Restless City is a 2011 independent drama film written by Eugene M. Gussenhoven and directed by Andrew Dosunmu. It stars Sy Alassane, Sky Nicole Grey, Tony Okungbowa, Stephen Tyrone Williams, and Danai Gurira. The film premiered on January 23, 2011, at the 2011 Sundance Film Festival and received a limited release in the United States on April 27, 2012.

==Plot==
Djibril, a young Senegalese immigrant, has been trying to make a life for himself in the streets of Harlem in New York. An aspiring musician, he hopes to one day score a record deal, but after four years in the United States he still scrapes together a living by selling CDs on the street and taking on gigs as a courier with the help of his moped. To raise enough money to make an album, Djibril agrees to work for Bekay, a pimp and loan shark. Djilbri's mission to fulfill his dream is interrupted when he meets Trini, a prostitute who works for Bekay. Djibril risks everything to save Trini from her squalid life.

==Reception==

In a positive review, Wesley Morris of The Boston Globe wrote, "'Restless City' is tumescent with atmosphere", and "there’s a dreamy immediacy to life in [Dosunmu’s] Harlem as opposed to the drugginess of life" of other films.
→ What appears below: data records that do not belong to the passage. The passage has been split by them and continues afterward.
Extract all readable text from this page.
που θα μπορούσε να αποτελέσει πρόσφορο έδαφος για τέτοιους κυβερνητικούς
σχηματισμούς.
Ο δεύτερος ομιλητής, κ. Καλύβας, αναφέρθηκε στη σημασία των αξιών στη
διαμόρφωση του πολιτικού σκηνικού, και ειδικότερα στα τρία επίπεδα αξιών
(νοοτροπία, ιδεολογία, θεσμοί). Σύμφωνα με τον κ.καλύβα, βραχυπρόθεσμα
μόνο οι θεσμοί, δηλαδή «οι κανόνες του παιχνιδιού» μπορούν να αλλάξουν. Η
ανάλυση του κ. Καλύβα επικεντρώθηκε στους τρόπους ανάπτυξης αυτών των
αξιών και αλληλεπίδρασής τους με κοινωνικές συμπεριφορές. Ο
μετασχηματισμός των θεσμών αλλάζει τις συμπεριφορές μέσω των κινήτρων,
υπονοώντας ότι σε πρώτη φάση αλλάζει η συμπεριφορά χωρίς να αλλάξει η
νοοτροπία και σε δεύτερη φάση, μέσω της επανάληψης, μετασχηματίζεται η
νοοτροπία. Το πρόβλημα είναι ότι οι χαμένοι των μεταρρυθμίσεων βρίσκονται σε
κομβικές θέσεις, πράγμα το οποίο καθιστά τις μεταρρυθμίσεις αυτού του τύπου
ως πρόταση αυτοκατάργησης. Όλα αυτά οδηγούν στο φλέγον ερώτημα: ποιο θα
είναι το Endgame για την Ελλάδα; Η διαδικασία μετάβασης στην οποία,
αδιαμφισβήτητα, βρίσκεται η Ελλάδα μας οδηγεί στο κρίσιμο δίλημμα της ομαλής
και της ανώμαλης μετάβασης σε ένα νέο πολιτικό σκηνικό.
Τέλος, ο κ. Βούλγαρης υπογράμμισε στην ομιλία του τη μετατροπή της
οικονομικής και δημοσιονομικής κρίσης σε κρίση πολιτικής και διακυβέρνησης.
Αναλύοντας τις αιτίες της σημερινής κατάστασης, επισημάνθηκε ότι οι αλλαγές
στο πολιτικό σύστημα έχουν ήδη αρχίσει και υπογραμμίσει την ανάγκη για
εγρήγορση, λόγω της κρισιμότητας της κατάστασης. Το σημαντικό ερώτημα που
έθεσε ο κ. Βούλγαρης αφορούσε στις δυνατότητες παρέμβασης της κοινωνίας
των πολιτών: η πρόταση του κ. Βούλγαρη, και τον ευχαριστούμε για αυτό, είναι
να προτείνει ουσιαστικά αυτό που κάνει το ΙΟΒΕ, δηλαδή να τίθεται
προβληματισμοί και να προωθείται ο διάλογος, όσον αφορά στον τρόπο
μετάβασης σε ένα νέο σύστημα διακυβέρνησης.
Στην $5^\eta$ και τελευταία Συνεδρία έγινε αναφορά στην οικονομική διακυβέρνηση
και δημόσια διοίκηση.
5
Ernest Hardy of The Village Voice said, "Told in an elliptical style with a pacing and jagged rhythms that take some getting used to, the thrust and power of the film lies in its poetic imagery, in the way Dosunmu and cinematographer Bradford Young use light and composition to make almost every frame (breathtaking profiles; close-ups on faces and feet; slo-mo moped rides down city streets) stunning. The cumulative effect of their visual handiwork brings an unexpected impact when tragedy finally strikes."